In 1988, the legendary Kendra Smith left Opal, the band she'd founded with David Roback shortly before he was ejected from the Rain Parade in 1983. In 1989, she resurfaced briefly on a record with no name, which I'll have to call a double-B-sided single for lack of anything better to call it. "Stille Im Meine Hamburg" is Smith's contribution, and it's nominally the A side; the other side is an inept "funk" instrumental called "Clothesline" by Hillel Slovak and Keith Levene (written by Tyrone Fattay). The discography on an unofficial Kendra Smith website1 describes this record as a bootleg. Maybe it is.

It's a nifty little record, a 45 rpm 7". Side A is mono; side B is stereo.

The sleeve is orange, with "Kendra Smith" on one side and "Keith Levene & Hillel Slovak" on the other, white type, all caps, maybe 16-point Palatino. The type is centered, not quite a third of the way down from the top.

The record proper is clear vinyl, with a large-sized hole in the middle. This is a thorn in my side beause some years ago, during a move, I misplaced the spindle-enlarger thingy for my turntable: Therefore, I must center the record by eye. I've been looking for those little plastic three-legged-spider-y things that you can wedge in to make records like that fit a normal spindle, but I've had no luck yet.

The label is silver with black type. It states that the thing was released on "Overzealous Records", gives a catalog number of "Jenny 20" (at any rate, it's conventionally interpreted as a catalog number), and says "Mono" on one side and "Stereo" on the other. Okay.

We won't discuss the Slovak/Levene thing, because it's crap.

"Stille Im Meine Hamburg": The label says it was written by "Little Cory". Okay. This might be the Joshua Corey mentioned in the credits of the Guild of Temporal Adventurers Ep, but then again it might not.

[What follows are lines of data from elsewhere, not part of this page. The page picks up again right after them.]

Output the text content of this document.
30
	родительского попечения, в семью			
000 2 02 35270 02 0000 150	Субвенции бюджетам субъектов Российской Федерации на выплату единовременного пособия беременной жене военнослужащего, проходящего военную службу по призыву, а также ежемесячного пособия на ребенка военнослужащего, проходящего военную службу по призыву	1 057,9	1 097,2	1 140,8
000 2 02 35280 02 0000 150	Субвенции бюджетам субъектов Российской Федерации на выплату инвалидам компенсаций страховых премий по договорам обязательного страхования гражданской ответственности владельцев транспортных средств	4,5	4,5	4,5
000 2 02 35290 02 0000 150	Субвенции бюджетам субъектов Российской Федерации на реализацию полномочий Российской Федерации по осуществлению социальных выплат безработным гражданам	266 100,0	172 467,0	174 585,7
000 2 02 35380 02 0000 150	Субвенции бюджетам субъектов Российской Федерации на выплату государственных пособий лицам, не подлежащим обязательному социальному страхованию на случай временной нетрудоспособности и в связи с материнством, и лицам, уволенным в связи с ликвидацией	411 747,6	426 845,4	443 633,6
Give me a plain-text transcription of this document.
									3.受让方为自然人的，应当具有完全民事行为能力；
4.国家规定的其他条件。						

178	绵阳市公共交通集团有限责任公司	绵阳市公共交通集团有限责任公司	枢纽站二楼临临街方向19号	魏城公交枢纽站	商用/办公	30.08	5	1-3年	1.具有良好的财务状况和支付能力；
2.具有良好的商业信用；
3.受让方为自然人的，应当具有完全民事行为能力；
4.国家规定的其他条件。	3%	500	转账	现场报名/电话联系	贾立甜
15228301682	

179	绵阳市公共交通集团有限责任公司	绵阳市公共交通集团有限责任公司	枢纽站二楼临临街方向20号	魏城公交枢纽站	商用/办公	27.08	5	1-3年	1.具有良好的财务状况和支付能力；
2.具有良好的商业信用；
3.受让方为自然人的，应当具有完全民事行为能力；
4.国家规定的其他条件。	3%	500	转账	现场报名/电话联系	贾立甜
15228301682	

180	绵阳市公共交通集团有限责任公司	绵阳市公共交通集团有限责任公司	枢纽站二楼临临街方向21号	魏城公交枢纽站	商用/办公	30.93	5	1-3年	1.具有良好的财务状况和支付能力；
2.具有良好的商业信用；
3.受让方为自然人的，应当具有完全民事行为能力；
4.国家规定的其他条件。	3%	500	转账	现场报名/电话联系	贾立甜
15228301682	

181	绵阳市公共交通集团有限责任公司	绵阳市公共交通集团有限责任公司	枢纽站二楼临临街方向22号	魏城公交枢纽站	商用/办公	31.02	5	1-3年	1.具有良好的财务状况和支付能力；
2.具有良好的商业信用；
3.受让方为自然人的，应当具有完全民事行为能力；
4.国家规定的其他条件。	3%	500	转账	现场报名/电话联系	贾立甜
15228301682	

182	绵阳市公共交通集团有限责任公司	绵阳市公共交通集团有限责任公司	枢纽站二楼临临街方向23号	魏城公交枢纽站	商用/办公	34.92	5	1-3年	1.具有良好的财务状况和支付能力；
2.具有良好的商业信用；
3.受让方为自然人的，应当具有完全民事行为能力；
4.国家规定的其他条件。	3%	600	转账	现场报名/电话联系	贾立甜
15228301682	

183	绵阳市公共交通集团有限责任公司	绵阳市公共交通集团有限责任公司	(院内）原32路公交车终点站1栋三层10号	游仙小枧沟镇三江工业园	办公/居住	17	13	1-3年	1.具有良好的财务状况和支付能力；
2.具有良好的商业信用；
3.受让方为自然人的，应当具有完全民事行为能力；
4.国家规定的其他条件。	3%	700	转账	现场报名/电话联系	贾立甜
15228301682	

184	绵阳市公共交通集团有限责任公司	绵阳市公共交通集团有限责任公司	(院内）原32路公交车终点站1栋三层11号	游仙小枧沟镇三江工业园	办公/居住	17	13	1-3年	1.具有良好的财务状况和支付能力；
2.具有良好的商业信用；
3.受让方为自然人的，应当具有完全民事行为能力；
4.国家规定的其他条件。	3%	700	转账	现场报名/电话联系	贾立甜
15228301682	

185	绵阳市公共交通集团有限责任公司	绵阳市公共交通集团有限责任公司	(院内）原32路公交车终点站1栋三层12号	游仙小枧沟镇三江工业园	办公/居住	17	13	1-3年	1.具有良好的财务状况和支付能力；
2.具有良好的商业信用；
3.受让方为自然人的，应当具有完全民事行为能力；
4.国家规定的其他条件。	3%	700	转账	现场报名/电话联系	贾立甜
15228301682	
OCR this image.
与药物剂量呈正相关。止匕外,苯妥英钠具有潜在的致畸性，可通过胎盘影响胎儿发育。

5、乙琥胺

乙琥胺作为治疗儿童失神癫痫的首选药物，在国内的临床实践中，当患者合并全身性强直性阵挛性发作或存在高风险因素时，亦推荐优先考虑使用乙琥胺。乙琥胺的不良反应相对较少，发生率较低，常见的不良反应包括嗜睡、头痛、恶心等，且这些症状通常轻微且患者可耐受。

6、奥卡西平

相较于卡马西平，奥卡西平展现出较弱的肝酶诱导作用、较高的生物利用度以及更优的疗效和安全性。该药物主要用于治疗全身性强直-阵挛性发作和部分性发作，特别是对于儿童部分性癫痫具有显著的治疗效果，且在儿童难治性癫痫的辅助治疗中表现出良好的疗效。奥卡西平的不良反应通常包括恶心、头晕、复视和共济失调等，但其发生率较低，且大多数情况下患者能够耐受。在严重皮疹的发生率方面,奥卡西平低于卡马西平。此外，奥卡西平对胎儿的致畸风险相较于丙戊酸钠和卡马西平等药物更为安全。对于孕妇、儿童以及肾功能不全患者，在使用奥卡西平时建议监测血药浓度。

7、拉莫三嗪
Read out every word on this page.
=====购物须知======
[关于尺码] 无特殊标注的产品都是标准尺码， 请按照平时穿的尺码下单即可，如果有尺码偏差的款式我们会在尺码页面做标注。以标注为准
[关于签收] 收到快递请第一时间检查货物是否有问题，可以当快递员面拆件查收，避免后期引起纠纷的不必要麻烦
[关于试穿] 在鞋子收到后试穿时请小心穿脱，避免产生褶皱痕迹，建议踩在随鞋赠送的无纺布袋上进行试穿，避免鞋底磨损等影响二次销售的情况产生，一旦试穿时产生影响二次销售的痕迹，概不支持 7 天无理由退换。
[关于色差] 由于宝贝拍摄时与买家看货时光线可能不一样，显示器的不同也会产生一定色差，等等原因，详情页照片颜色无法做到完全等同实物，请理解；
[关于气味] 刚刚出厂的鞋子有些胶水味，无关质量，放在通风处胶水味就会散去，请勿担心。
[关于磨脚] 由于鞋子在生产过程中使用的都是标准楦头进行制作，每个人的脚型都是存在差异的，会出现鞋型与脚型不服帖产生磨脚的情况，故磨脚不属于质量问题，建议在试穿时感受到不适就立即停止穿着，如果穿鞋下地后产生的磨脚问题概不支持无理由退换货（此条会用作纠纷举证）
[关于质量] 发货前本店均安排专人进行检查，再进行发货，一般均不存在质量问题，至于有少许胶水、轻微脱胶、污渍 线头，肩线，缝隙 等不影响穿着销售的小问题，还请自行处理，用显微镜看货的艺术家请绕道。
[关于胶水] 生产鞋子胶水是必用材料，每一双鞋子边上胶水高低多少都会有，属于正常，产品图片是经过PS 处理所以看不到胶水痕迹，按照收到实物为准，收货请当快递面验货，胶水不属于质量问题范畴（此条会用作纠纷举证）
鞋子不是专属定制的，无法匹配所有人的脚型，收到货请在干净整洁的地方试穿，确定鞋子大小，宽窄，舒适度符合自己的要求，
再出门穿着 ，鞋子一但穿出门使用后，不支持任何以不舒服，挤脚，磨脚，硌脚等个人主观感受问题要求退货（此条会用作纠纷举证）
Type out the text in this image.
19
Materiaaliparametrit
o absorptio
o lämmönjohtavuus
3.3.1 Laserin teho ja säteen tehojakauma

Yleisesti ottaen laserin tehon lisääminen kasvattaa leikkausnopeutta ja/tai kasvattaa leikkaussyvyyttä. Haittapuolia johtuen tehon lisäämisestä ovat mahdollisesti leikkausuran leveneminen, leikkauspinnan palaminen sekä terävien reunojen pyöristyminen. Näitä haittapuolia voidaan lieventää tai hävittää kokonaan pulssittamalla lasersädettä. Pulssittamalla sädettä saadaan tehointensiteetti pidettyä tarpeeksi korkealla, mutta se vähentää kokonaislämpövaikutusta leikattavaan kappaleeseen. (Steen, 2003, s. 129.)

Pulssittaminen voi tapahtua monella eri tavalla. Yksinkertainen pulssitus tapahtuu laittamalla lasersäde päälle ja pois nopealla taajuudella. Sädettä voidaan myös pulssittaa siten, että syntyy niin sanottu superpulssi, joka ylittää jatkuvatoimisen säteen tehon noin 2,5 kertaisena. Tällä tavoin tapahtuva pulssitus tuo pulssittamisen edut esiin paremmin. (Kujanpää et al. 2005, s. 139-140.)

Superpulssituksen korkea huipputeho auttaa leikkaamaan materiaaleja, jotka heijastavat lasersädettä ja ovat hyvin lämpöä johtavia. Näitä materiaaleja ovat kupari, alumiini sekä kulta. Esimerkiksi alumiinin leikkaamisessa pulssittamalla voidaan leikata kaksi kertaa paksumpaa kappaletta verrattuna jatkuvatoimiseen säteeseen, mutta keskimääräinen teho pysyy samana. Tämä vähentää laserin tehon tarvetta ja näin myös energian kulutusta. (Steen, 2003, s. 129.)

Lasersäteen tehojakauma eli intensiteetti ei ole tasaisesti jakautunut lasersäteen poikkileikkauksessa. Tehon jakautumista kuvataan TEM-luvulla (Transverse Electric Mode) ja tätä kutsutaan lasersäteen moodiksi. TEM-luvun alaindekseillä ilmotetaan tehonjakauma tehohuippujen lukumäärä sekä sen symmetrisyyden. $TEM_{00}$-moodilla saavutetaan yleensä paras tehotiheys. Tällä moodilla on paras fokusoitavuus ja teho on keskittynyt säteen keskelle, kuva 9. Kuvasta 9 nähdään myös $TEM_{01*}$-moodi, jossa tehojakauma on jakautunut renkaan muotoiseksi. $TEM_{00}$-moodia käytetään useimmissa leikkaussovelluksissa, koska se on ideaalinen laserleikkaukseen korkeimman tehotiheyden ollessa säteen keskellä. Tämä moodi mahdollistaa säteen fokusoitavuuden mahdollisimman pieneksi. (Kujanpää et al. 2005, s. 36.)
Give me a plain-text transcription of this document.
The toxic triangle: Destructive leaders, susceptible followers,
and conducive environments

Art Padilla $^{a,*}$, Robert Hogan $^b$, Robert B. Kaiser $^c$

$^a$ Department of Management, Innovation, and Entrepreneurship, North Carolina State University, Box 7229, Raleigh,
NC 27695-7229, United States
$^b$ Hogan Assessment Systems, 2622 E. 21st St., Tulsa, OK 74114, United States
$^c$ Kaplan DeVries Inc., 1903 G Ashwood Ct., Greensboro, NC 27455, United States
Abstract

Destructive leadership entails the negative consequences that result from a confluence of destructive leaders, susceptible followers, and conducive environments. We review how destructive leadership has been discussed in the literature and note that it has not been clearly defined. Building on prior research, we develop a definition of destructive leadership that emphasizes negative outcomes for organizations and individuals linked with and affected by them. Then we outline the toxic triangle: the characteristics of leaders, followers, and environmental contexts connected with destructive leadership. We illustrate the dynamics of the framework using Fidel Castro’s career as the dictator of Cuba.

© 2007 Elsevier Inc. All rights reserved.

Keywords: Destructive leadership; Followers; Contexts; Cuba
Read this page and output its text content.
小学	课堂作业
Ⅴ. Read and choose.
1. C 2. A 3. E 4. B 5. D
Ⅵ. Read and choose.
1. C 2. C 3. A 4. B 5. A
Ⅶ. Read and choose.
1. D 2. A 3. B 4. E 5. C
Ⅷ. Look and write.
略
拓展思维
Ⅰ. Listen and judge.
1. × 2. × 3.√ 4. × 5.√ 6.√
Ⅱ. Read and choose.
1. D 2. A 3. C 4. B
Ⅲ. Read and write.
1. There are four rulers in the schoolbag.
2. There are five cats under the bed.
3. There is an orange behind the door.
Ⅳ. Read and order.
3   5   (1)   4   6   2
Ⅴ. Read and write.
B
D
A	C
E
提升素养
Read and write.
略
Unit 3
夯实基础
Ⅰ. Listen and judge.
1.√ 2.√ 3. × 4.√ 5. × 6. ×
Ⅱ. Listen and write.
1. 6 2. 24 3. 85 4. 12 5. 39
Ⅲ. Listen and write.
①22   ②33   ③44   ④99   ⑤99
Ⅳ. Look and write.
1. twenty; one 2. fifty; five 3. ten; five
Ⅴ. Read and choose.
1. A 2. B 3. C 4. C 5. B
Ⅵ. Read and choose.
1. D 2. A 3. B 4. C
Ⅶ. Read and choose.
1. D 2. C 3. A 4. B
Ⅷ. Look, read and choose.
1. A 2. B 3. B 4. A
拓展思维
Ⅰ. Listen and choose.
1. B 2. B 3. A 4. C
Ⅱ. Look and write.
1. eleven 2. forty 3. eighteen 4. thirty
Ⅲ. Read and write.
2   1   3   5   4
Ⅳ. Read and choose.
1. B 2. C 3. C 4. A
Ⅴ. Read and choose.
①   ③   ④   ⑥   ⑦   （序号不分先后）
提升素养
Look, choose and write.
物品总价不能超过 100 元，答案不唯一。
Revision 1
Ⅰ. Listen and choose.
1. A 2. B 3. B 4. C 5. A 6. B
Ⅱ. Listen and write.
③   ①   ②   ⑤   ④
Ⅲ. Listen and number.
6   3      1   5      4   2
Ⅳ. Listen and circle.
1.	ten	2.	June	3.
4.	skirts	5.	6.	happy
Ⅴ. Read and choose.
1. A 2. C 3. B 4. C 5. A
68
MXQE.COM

The song is weird. The vibe is a bit like those old Velvet Underground demos from 1965: A little wobble, a lot of murk. It sounds as if the backing tracks were recorded on a cassette deck, and then re-recorded live along with the vocal onto another cassette deck. Yeah, when I say murk, I mean murk. It's murky as hell. I'm pretty sure there's a bass in there and there's definitely at least two electric guitars (one strumming the chords, and another one doing noisy feebacky stuff at the beginning and the end). There may be drums, or it may be somebody banging on some boxes. You just can't tell. A church bell tolls on the down beats. It's just the kind of mystico-obscuro stuff Smith does best.

As a song per se, it's a nice little lullabyish waltz thing, a little bit sad and a little bit distant. Babelfish translates the title as "Silence in my Hamburg". The lyric is in German. Smith apparently spent much of her childhood in Germany because her father was in the military.

It's nifty. Not earthshaking, but nice to have, if you're a Kendra Smith fan, and (of course) indispensible if you're a Paisley Underground or Kendra Smith completist. Out of print? Oh, yeah.